History and exam

Key diagnostic factors

common

presence of risk factors

Key risk factors include history of self-harm or recent interpersonal conflict, mental illness, alcohol or drug abuse, and pesticide availability and ease of access.

increased secretions

One of the main clinical signs of cholinergic excess. Patients may present with bronchorrhoea, excessive lacrimation, and salivation.

fasciculations

These are much more noticeable early on and are diagnostic. They usually occur in peri-orbital, chest, or leg muscles.

pinpoint pupils

These are almost universally present in severe cases and do not respond to naloxone (an opioid receptor antagonist used in the treatment of opioid overdose). Naloxone is not recommended for administration in organophosphate poisoning; however, it is often given by clinicians in response to pinpoint pupils and an assumption of opiate poisoning.

distinctive odour

Distinctive odour of solvent can often be detected on a patient.

chest crackles and rhonchi

Widespread wheezes and crackles indicate bronchospasm and pulmonary oedema.

semi-conscious/coma

Patient may be semi-conscious at presentation; coma indicates a worse prognosis.

Other diagnostic factors

common

visual disturbances

Patient may report blurred vision.

vomiting

Nausea and vomiting are common muscarinic symptoms of organophosphate poisoning.

influenza-like syndrome

Exposure, even dermal, may result in an influenza-like syndrome (e.g., fatigue, runny nose, headache, dizziness, anorexia, sweating, diarrhoea, and muscle weakness).

urinary or faecal incontinence

Patient may report incontinence, or it may be a sign on presentation if a patient is semi-conscious or confused.

proximal muscle weakness

This may occur early on, or after other signs are resolving.

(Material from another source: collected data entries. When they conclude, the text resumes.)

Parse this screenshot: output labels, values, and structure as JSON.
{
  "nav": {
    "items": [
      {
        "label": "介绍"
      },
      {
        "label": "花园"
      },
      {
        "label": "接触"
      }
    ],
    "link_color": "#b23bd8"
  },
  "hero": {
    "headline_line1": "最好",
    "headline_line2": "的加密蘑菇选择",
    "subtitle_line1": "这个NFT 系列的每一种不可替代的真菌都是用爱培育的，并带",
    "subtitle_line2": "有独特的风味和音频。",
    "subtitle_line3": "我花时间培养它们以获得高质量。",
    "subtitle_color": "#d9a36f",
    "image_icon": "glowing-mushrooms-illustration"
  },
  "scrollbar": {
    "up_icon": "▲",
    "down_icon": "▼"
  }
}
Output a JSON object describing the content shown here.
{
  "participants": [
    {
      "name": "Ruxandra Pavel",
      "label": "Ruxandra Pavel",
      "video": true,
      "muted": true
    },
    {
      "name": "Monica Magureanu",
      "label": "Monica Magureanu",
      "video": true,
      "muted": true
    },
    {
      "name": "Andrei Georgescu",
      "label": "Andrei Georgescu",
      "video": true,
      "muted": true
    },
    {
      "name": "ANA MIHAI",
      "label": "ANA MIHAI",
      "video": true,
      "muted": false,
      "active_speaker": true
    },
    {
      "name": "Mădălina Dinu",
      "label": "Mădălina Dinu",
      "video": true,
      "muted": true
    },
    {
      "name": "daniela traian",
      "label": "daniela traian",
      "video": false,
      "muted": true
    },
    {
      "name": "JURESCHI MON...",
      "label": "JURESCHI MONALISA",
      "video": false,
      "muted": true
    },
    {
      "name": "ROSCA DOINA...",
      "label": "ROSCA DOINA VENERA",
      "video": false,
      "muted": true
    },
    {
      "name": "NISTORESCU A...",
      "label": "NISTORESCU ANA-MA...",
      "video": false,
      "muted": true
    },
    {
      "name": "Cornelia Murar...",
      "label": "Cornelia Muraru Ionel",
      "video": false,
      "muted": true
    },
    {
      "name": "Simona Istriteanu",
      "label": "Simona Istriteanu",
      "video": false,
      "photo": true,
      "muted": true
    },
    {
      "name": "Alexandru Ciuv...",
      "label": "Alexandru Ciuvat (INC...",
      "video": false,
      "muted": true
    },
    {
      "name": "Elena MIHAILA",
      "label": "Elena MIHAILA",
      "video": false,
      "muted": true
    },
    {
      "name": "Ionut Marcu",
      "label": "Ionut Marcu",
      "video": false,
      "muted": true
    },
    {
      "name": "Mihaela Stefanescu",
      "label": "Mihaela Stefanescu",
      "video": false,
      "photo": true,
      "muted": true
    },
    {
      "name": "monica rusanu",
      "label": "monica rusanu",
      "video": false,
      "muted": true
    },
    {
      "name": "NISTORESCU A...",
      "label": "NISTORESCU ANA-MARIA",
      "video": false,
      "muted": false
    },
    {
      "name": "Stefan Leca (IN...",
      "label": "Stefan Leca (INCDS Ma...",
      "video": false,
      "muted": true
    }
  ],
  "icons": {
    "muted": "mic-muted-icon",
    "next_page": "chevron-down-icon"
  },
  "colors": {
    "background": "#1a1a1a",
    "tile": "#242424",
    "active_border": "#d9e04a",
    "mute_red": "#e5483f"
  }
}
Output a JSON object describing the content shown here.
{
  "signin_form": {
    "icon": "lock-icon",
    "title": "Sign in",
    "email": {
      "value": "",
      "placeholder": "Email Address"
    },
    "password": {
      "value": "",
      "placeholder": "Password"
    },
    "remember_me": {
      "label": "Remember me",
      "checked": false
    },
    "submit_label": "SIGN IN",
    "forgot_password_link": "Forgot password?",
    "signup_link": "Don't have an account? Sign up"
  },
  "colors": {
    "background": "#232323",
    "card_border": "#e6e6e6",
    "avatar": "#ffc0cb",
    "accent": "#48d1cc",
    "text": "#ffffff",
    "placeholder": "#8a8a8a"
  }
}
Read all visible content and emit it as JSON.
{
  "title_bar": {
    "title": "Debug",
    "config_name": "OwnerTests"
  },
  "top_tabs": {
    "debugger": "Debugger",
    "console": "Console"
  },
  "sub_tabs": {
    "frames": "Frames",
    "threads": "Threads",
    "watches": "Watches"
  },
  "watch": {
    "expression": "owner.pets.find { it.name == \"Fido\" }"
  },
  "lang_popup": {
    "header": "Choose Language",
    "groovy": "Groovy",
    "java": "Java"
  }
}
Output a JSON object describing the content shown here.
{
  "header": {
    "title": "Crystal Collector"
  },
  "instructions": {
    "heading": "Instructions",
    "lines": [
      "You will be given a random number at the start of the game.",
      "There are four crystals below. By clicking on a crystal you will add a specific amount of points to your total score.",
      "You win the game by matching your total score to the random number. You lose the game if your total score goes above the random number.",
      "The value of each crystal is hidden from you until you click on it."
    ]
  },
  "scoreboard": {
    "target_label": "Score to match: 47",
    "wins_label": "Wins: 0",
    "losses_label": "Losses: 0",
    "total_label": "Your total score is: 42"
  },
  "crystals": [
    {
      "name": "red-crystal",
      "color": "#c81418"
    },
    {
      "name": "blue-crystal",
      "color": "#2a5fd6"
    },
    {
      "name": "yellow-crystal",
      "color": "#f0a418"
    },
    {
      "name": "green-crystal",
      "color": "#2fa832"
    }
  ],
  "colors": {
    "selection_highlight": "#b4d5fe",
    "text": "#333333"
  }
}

abnormal deep tendon reflexes

Frequently increased early on, and decreased or absent later.

abnormal heart rate

Extreme bradycardia or tachycardia may be seen.

abnormal blood pressure

Hypertension may be seen. Refractory hypotension is a far more concerning sign, indicating a grave prognosis.

decreased respiration

Oxygen saturation is usually low. Respiratory failure is more common with severe poisoning.

hypothermia

Mild to moderate hypothermia is often present on admission if atropine treatment has not been given.

uncommon

seizures

Seizures are more common with severe poisoning.

delayed-onset central nervous system and peripheral (predominantly motor) neuropathy

Onset is 1 to 5 weeks. The neuropathy may be severe and can lead to permanent disability. It may also have upper motor neuron disease features.

Risk factors

strong

pesticide availability

A major factor determining the frequency with which fatal and non-fatal acute pesticide poisoning occurs in various countries.[7]

history of self-harm or recent interpersonal conflict

Consistently found to be a risk factor (for deliberate self-poisoning with pesticides) across all cultures.[8][9][10][11]

mental illness

Consistently found to be a risk factor (for deliberate self-poisoning with pesticides) across all cultures.[8][9][10][11]

alcohol or drug abuse

Consistently found to be a risk factor (for deliberate self-poisoning with pesticides) across all cultures.[8][9][10][11]